Although hospitals may not deliberately try to game the system, the stakes are high — websites, including, and the U.S. News and World Reports’ hospital rankings use the patient safety indicators to give consumers information. Hospital reputations depend on these evaluations.

“People focus on these numbers because they are reported,” said Boyd.

The researchers looked at issues that could come up as hospitals change from one system to the other. Although some ICD-9 indicator codes might translate or “map” well, many more have very convoluted mappings, and some simply don’t map at all.

“There’s a lot of training going on all across the country about how these terms are best defined and coded, but we have 10,000 hospitals, thousands of coders and thousands of doctors,” Boyd said. “Is there a simple solution? Not so much.”

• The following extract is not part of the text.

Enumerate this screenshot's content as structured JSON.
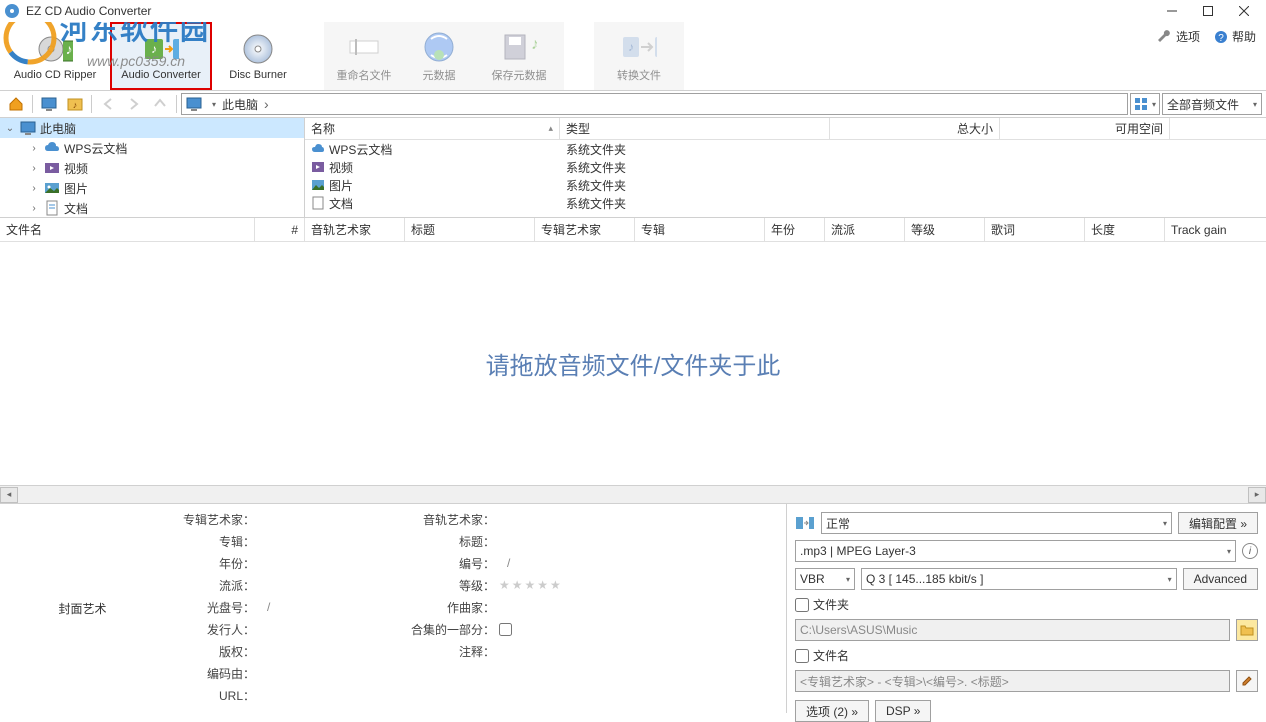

Boyd hopes that by highlighting where the difficulties lie, it will be possible to get beyond the numbers and use patient safety indicators as they were intended — as a way to improve procedures that impact patient safety.

Young Min Yang, Mike Burton and Bryan Becker of UIC; and Yves Lussier, Jianrong Li and Colleen Kenost, now at the University of Arizona, are co authors. All work was completed at UIC.

The study was supported grants from the Center for Clinical and Translational Sciences of the University of Illinois (NIH 1UL1RR029879-01, NIH/NCATS UL1TR000050), the UIC Institute for Translational Health Informatics, the Office of the Vice-President for Health Affairs of the University of Illinois Hospital & Health Sciences System, the Office of the Vice President for Health Sciences of the University of Arizona, the Arizona Health Sciences Center, the BIO5 Institute, the National Library of Medicine (K22LM008308-04), and the University of Arizona Cancer Center (P30CA023074).